Senandung RASA Ketika hati dan otak mulai tak mampu lagi menampung rasa dan lisan tertahan untuk menyenandungkannya, maka tulisan mengambil alih untuk menyampaikannya. Menyenandungkan semua tentang Rasa...

Minggu, 08 Juni 2014

Seratus Mawar Putih

Rian menatap rangkaian mawar putih yang ada di tangannya. Seratus tangkai mawar putih. Bunga favorit dia yang telah jauh disana. Bunga terakhir yang menjadi permintaan dia yang telah tenang disana. Seratus tangkai mawar putih yang dulu pernah menjadi awal sebuah kisah singkat yang manis. Kisah yang mengajarkan Rian tentang arti memiliki dan kehilangan, arti melindungi dan menjaga, arti sebuah keikhlasan dan arti sesungguhnya sebuah rasa yang disebut cinta

***

"Aku nggak mau pergi kemana-mana, aku mau disini aja. Sama kamu," ucap Kinan lirih. Matanya menatap Rian lembut, berharap lelaki yang duduk di sampingnya ini mau mengerti permintaannya.

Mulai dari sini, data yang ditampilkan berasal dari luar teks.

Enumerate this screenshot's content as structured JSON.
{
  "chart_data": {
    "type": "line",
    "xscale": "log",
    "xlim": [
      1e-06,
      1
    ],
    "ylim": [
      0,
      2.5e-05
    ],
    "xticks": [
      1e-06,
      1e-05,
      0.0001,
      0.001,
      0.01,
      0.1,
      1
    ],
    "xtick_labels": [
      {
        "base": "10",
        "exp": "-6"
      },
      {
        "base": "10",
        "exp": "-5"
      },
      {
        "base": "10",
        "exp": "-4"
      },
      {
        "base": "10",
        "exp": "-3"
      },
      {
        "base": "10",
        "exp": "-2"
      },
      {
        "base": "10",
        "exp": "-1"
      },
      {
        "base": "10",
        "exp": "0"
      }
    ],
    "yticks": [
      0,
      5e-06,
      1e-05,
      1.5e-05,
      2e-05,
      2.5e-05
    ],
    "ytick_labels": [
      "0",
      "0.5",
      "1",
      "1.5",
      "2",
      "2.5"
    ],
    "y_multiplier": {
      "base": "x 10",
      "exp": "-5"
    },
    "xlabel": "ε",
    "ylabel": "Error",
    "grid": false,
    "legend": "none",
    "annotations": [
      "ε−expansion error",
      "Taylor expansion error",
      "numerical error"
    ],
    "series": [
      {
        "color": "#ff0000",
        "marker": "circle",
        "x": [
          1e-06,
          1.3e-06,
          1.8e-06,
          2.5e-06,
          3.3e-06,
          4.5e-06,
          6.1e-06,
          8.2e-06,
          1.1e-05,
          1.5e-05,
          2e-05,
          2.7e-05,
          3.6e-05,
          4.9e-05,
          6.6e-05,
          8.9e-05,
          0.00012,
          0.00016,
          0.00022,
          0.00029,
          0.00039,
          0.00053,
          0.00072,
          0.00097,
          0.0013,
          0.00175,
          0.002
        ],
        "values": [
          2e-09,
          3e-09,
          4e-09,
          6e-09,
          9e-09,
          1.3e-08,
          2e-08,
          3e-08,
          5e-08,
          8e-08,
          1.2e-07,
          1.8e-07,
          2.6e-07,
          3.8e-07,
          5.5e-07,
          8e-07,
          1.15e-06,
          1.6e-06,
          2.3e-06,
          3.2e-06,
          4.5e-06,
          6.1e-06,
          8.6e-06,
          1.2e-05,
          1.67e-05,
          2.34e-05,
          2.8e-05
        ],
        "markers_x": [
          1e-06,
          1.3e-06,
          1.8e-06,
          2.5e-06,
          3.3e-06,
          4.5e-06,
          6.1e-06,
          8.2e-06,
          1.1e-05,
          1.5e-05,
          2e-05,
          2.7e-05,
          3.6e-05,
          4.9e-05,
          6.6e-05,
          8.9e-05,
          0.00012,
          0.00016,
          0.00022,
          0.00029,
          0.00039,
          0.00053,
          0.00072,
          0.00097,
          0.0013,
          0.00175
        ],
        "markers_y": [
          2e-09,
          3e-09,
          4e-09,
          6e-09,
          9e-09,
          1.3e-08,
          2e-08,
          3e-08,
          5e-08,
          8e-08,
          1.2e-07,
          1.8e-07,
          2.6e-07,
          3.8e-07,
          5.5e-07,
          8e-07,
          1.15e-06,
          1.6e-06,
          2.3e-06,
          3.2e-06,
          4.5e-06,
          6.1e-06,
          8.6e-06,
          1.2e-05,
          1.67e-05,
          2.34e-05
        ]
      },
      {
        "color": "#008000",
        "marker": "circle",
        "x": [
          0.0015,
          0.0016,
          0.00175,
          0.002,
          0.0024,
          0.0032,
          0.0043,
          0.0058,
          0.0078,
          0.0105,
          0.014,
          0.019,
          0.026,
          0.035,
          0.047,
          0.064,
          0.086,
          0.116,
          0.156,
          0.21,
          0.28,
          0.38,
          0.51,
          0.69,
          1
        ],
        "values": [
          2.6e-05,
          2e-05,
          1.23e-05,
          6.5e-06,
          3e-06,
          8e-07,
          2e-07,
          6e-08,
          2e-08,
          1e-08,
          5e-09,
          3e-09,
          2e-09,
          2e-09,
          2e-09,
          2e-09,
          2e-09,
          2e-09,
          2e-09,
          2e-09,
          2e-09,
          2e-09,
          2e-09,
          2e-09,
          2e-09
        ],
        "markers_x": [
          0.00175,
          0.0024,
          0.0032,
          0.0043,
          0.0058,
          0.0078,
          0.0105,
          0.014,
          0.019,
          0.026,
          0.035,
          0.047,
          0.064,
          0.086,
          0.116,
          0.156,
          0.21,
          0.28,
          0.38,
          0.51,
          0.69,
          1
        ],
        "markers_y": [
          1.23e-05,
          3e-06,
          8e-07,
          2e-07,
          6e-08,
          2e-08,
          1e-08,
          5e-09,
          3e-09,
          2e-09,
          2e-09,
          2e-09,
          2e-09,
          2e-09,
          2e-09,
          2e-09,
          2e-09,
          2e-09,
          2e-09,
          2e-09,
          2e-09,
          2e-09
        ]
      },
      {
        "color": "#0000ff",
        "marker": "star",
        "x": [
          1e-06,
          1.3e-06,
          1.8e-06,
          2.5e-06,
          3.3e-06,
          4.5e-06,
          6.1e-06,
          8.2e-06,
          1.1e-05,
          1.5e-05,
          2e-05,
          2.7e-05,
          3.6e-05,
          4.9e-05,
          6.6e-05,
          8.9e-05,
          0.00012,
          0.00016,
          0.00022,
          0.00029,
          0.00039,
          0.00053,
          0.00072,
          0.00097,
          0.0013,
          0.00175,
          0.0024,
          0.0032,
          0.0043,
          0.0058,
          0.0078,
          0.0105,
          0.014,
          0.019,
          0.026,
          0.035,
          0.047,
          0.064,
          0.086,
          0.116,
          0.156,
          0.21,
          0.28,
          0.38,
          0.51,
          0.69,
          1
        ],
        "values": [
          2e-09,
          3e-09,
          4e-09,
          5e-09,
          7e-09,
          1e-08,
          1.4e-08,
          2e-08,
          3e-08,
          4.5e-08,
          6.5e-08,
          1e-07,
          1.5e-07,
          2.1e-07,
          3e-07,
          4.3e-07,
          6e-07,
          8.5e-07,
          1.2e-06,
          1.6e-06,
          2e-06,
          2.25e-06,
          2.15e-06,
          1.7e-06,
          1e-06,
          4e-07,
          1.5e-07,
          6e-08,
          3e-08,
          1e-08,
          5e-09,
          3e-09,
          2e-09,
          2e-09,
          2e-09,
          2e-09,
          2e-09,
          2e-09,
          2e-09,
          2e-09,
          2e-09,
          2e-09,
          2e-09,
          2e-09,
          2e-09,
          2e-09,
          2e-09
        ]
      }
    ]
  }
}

"Tapi kamu sakit, Nan. Pergi berobat kesana itu, adalah pilihan yang baik untuk kamu. Kamu harus sembuh." Rian berkata sambil menggenggam lembut tangan Kinan.

Kinan menggeleng pelan, "aku tahu, tapi aku juga tahu mana yang paling baik untuk aku. Aku lebih pilih hidup hanya satu jam, tapi bisa sama-sama kamu dan Mama Papaku, daripada harus pergi ke tempat yang jauh dan aku harus terkurung di dalam ruangan yang aku nggak suka."

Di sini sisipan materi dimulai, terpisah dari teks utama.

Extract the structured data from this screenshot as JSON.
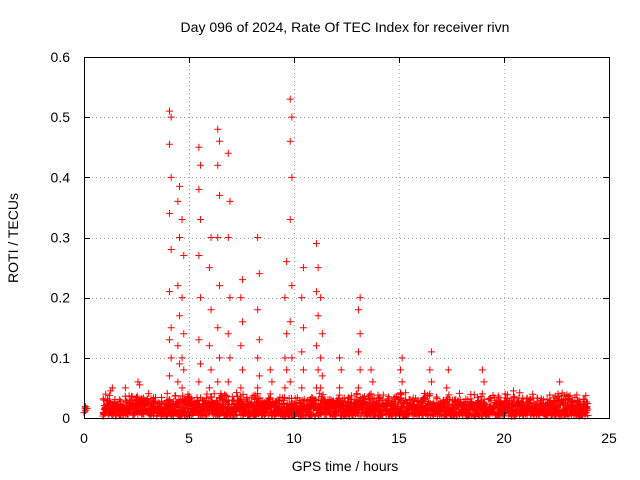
{
  "chart_data": {
    "type": "scatter",
    "title": "Day 096 of 2024, Rate Of TEC Index for receiver rivn",
    "xlabel": "GPS time / hours",
    "ylabel": "ROTI / TECUs",
    "xlim": [
      0,
      25
    ],
    "ylim": [
      0,
      0.6
    ],
    "xticks": [
      "0",
      "5",
      "10",
      "15",
      "20",
      "25"
    ],
    "yticks": [
      "0",
      "0.1",
      "0.2",
      "0.3",
      "0.4",
      "0.5",
      "0.6"
    ],
    "grid": true,
    "marker": "plus",
    "color": "#ff0000",
    "baseline_band": {
      "x_range": [
        0.0,
        24.0
      ],
      "typical_min": 0.003,
      "typical_max": 0.04
    },
    "spikes": [
      {
        "x": 0.1,
        "ys": [
          0.012,
          0.016,
          0.019
        ]
      },
      {
        "x": 1.3,
        "ys": [
          0.045,
          0.05
        ]
      },
      {
        "x": 2.0,
        "ys": [
          0.05
        ]
      },
      {
        "x": 2.6,
        "ys": [
          0.06,
          0.055
        ]
      },
      {
        "x": 4.1,
        "ys": [
          0.07,
          0.1,
          0.13,
          0.15,
          0.21,
          0.28,
          0.34,
          0.4,
          0.455,
          0.5,
          0.51
        ]
      },
      {
        "x": 4.5,
        "ys": [
          0.06,
          0.09,
          0.12,
          0.17,
          0.22,
          0.3,
          0.36,
          0.385
        ]
      },
      {
        "x": 4.7,
        "ys": [
          0.05,
          0.08,
          0.1,
          0.14,
          0.2,
          0.27,
          0.33
        ]
      },
      {
        "x": 5.5,
        "ys": [
          0.06,
          0.09,
          0.13,
          0.2,
          0.27,
          0.33,
          0.38,
          0.42,
          0.45
        ]
      },
      {
        "x": 6.0,
        "ys": [
          0.05,
          0.08,
          0.12,
          0.18,
          0.25,
          0.3
        ]
      },
      {
        "x": 6.4,
        "ys": [
          0.06,
          0.1,
          0.15,
          0.22,
          0.3,
          0.37,
          0.42,
          0.46,
          0.48
        ]
      },
      {
        "x": 6.9,
        "ys": [
          0.06,
          0.1,
          0.14,
          0.2,
          0.3,
          0.36,
          0.44
        ]
      },
      {
        "x": 7.5,
        "ys": [
          0.05,
          0.08,
          0.12,
          0.16,
          0.2,
          0.23
        ]
      },
      {
        "x": 8.3,
        "ys": [
          0.05,
          0.07,
          0.1,
          0.13,
          0.18,
          0.24,
          0.3
        ]
      },
      {
        "x": 8.9,
        "ys": [
          0.04,
          0.06,
          0.08
        ]
      },
      {
        "x": 9.6,
        "ys": [
          0.05,
          0.08,
          0.1,
          0.14,
          0.2,
          0.26
        ]
      },
      {
        "x": 9.85,
        "ys": [
          0.06,
          0.1,
          0.16,
          0.22,
          0.33,
          0.4,
          0.46,
          0.5,
          0.53
        ]
      },
      {
        "x": 10.4,
        "ys": [
          0.05,
          0.08,
          0.11,
          0.15,
          0.2,
          0.25
        ]
      },
      {
        "x": 11.1,
        "ys": [
          0.05,
          0.08,
          0.12,
          0.17,
          0.21,
          0.25,
          0.29
        ]
      },
      {
        "x": 11.3,
        "ys": [
          0.05,
          0.07,
          0.1,
          0.14,
          0.2
        ]
      },
      {
        "x": 12.2,
        "ys": [
          0.05,
          0.08,
          0.1
        ]
      },
      {
        "x": 13.1,
        "ys": [
          0.05,
          0.08,
          0.11,
          0.14,
          0.18,
          0.2
        ]
      },
      {
        "x": 13.7,
        "ys": [
          0.04,
          0.06,
          0.08
        ]
      },
      {
        "x": 15.1,
        "ys": [
          0.04,
          0.06,
          0.08,
          0.1
        ]
      },
      {
        "x": 16.5,
        "ys": [
          0.04,
          0.06,
          0.08,
          0.11
        ]
      },
      {
        "x": 17.3,
        "ys": [
          0.05,
          0.08
        ]
      },
      {
        "x": 19.0,
        "ys": [
          0.04,
          0.06,
          0.08
        ]
      },
      {
        "x": 20.4,
        "ys": [
          0.03,
          0.045
        ]
      },
      {
        "x": 22.6,
        "ys": [
          0.04,
          0.06
        ]
      }
    ]
  }
}
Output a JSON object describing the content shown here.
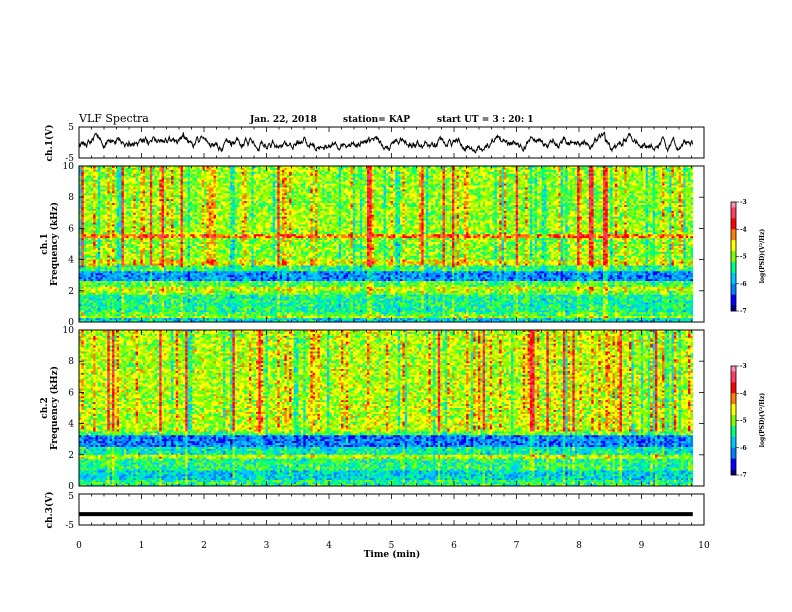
{
  "header": {
    "title": "VLF Spectra",
    "date": "Jan. 22, 2018",
    "station": "station= KAP",
    "start_ut": "start UT =  3 : 20: 1"
  },
  "colormap": [
    "#000080",
    "#0000ff",
    "#0080ff",
    "#00c8ff",
    "#00ff80",
    "#80ff00",
    "#ffff00",
    "#ff8000",
    "#ff0000",
    "#ff3c64",
    "#ff8caa",
    "#ffffff"
  ],
  "chart_data": [
    {
      "type": "line",
      "name": "ch1-waveform",
      "ylabel": "ch.1(V)",
      "ylim": [
        -5,
        5
      ],
      "yticks": [
        "5",
        "-5"
      ],
      "xlim": [
        0,
        10
      ],
      "xmax_data": 9.82,
      "description_level": {
        "mean": -0.3,
        "range": [
          -3.5,
          3.5
        ]
      }
    },
    {
      "type": "heatmap",
      "name": "ch1-spectrogram",
      "ylabel": "ch.1",
      "ylabel2": "Frequency (kHz)",
      "ylim": [
        0,
        10
      ],
      "yticks": [
        "0",
        "2",
        "4",
        "6",
        "8",
        "10"
      ],
      "xlim": [
        0,
        10
      ],
      "xmax_data": 9.82,
      "band_profile_log_psd": [
        {
          "f0": 0,
          "f1": 0.25,
          "v": -5.6
        },
        {
          "f0": 0.25,
          "f1": 0.4,
          "v": -4.6
        },
        {
          "f0": 0.4,
          "f1": 0.6,
          "v": -5.0
        },
        {
          "f0": 0.6,
          "f1": 1.8,
          "v": -5.3
        },
        {
          "f0": 1.8,
          "f1": 2.0,
          "v": -4.8
        },
        {
          "f0": 2.0,
          "f1": 2.3,
          "v": -4.5
        },
        {
          "f0": 2.3,
          "f1": 2.6,
          "v": -5.0
        },
        {
          "f0": 2.6,
          "f1": 3.2,
          "v": -6.0
        },
        {
          "f0": 3.2,
          "f1": 3.6,
          "v": -5.2
        },
        {
          "f0": 3.6,
          "f1": 4.0,
          "v": -4.4
        },
        {
          "f0": 4.0,
          "f1": 5.4,
          "v": -4.8
        },
        {
          "f0": 5.4,
          "f1": 5.6,
          "v": -3.9
        },
        {
          "f0": 5.6,
          "f1": 10.0,
          "v": -4.7
        }
      ],
      "colorbar": {
        "label": "log(PSD)(V²/Hz)",
        "ticks": [
          "-3",
          "-4",
          "-5",
          "-6",
          "-7"
        ],
        "range": [
          -7,
          -3
        ]
      }
    },
    {
      "type": "heatmap",
      "name": "ch2-spectrogram",
      "ylabel": "ch.2",
      "ylabel2": "Frequency (kHz)",
      "ylim": [
        0,
        10
      ],
      "yticks": [
        "0",
        "2",
        "4",
        "6",
        "8",
        "10"
      ],
      "xlim": [
        0,
        10
      ],
      "xmax_data": 9.82,
      "band_profile_log_psd": [
        {
          "f0": 0,
          "f1": 0.4,
          "v": -5.2
        },
        {
          "f0": 0.4,
          "f1": 1.0,
          "v": -5.6
        },
        {
          "f0": 1.0,
          "f1": 1.8,
          "v": -5.2
        },
        {
          "f0": 1.8,
          "f1": 2.0,
          "v": -4.6
        },
        {
          "f0": 2.0,
          "f1": 2.5,
          "v": -5.4
        },
        {
          "f0": 2.5,
          "f1": 3.2,
          "v": -6.1
        },
        {
          "f0": 3.2,
          "f1": 3.5,
          "v": -5.0
        },
        {
          "f0": 3.5,
          "f1": 10.0,
          "v": -4.6
        }
      ],
      "colorbar": {
        "label": "log(PSD)(V²/Hz)",
        "ticks": [
          "-3",
          "-4",
          "-5",
          "-6",
          "-7"
        ],
        "range": [
          -7,
          -3
        ]
      }
    },
    {
      "type": "line",
      "name": "ch3-waveform",
      "ylabel": "ch.3(V)",
      "ylim": [
        -5,
        5
      ],
      "yticks": [
        "5",
        "-5"
      ],
      "xlim": [
        0,
        10
      ],
      "xmax_data": 9.82,
      "xticks": [
        "0",
        "1",
        "2",
        "3",
        "4",
        "5",
        "6",
        "7",
        "8",
        "9",
        "10"
      ],
      "xlabel": "Time (min)",
      "constant_value": -1.5
    }
  ]
}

Rian terdiam mendengar kata-kata panjang dari Kinan. Sejujurnya, jauh di dalam hatinya, ia juga ingin Kinan selalu disisinya. Selalu dalam jangkauan matanya. Tapi, pergi ke Singapure ini, adalah satu-satunya kesempatan gadis yang dicintainya ini bisa sembuh.

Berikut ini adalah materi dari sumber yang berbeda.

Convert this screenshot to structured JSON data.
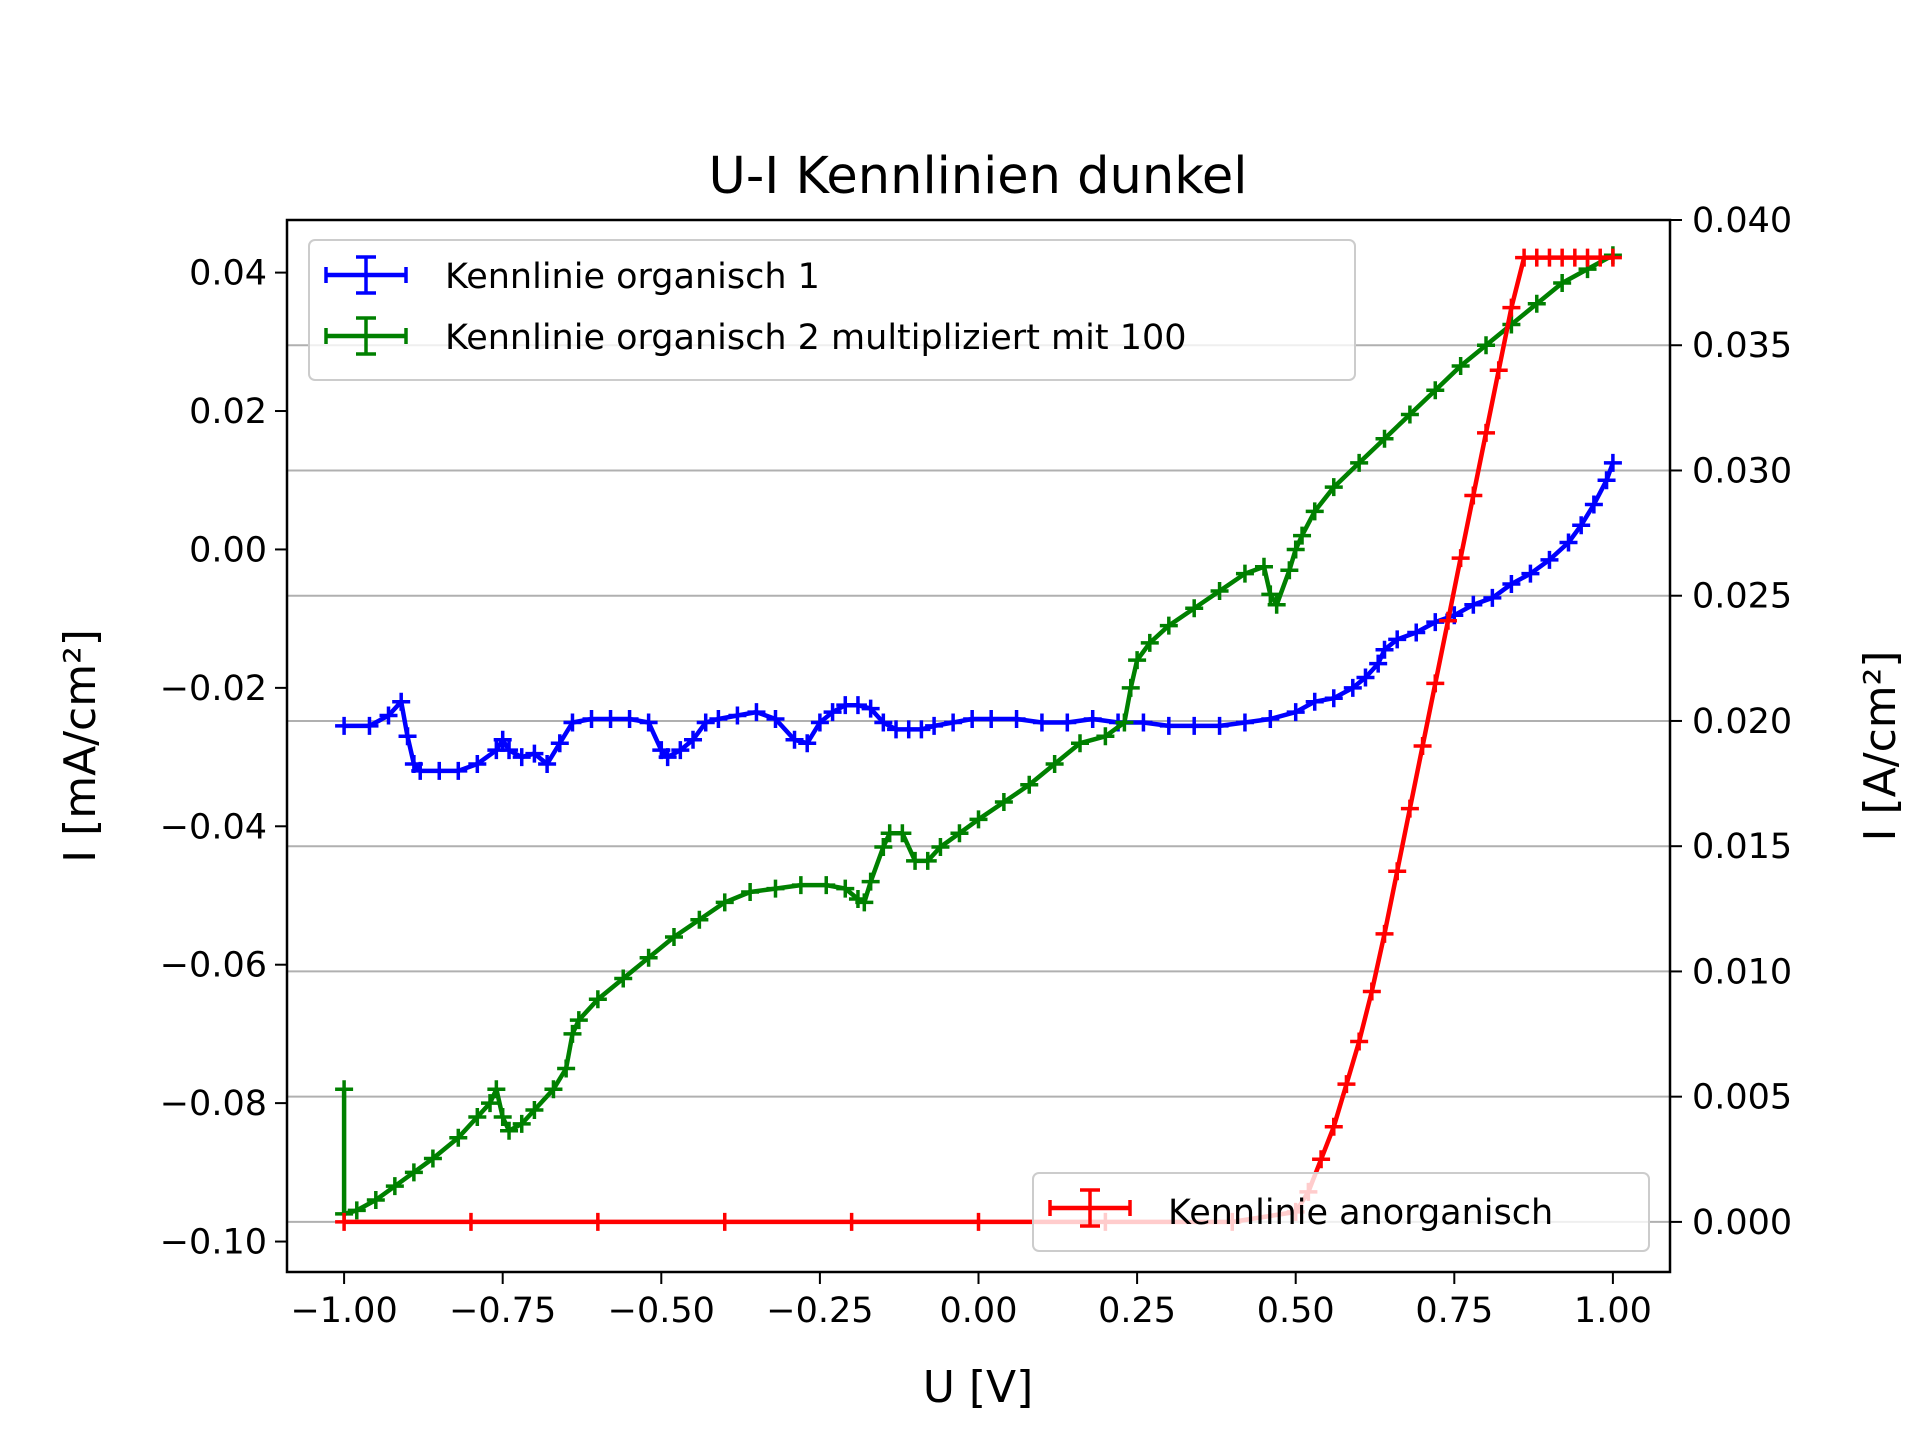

Kinan tersenyum lemah melihat Rian yang diam termenung di sampingnya. "Hei," Kinan memegang lembut wajah Rian dan mengarahkan wajah yang diliputi mendung gelap itu kepadanya. "Aku, tahu apa yang aku mau. Kalau Tuhan memang masih memberikan aku kesempatan untuk sembuh dan baik-baik saja, mau dimanapun aku, aku pasti akan sembuh."

Rian menghela nafas panjang. Digenggamnya tangan Kinan yang masih menempel dipipi kanannya. Lembut, tangan itu begitu lembut. Rian selalu menyukai setiap kali Kinan menyentuh wajahnya seperti ini. Seberat apapun masalah yang tengah dihadapinya, seolah luruh bersama belaian lembut ini.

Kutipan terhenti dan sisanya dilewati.